3. Avoid using static credentials

As we noted in a previous article on IAM user access keys in AWS, static credentials of any kind are bad news.

Static credentials are usually permanent credentials given in plaintext. They are extremely prone to manual errors (such as being shared publicly or even within a large enough distribution within an organization) that can cause them to leak or be available to be found by vigilant attackers.

Whenever you can, avoid using static credentials. If indeed you’re compelled to use them, treat them as if they were a loaded gun — with extreme care, and store and use them in secure storage (see more in lesson 4). Also, make sure the supply chain to that storage is extremely safe, rotate the keys regularly and track their usage as closely as possible.

4. Don’t hold sensitive information in plaintext

Any kind of sensitive information and, specifically, credentials (and, more so, credentials to privileged accounts or systems) should never be stored in plaintext.

Encryption of sensitive information is not just an important requirement of compliance standards and best practices; it functions as a security control that requires specific access — that should be given extremely carefully — to use cryptographic assets to access the data.

5. Security tools may be a double-edged sword

Some security tools, if misconfigured or misused, may actually be a single point of failure that creates serious risk.

For example, if a PAM solution that controls the access to very privileged accounts or systems is breached and allows an attacker to gain access to those systems, the solution can cause more damage than harm. Ironically, the solution will be allowing the attacker to achieve the very thing it’s meant to prevent.

Just like MFA, PAM is not a security boundary. However, PAM functions as a centralized place to store secrets (privileged credentials). If you can’t keep your secrets secure you most likely can't keep your PAM secrets secure either — and the PAM solution will become a single point of failure.

Security professionals need to be aware of the fact that, if not properly secured, security tools may bring more harm than value.
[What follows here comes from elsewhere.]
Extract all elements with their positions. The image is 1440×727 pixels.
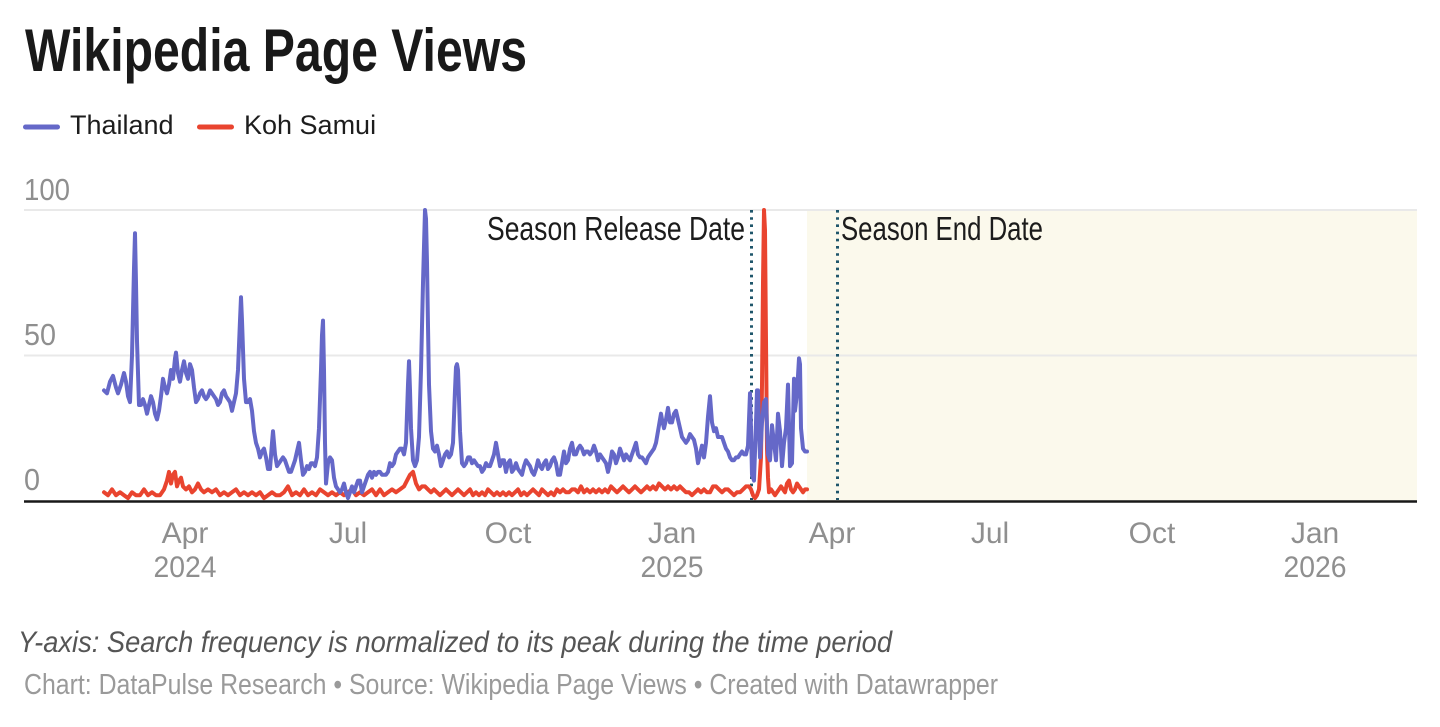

Security teams must give special attention to the design and implementation of the security of controls that encapsulate such risk.

Conclusion

If you’re a cybersecurity professional or a cybersecurity vendor, your approach toward any report of a breach or incident should be as productive as possible, and you should strive to learn the most from it. In any case, and especially before a report is confirmed, try your best to avoid judging the victim as doing so may allow you to feel you have nothing to learn from their misfortune, which is usually not the case.

As trivial as the lessons we have reviewed here sound, you may be surprised to learn that many organizations actually get these things wrong.

Regardless of the folklore or facts behind the Uber incident, we hope you’ll use this post to make the most of the Uber story… and the next reported breach.

We send Uber our best wishes that this incident passes over with minimal if any damage - and that any lessons learned serve them and their platform to grow securely.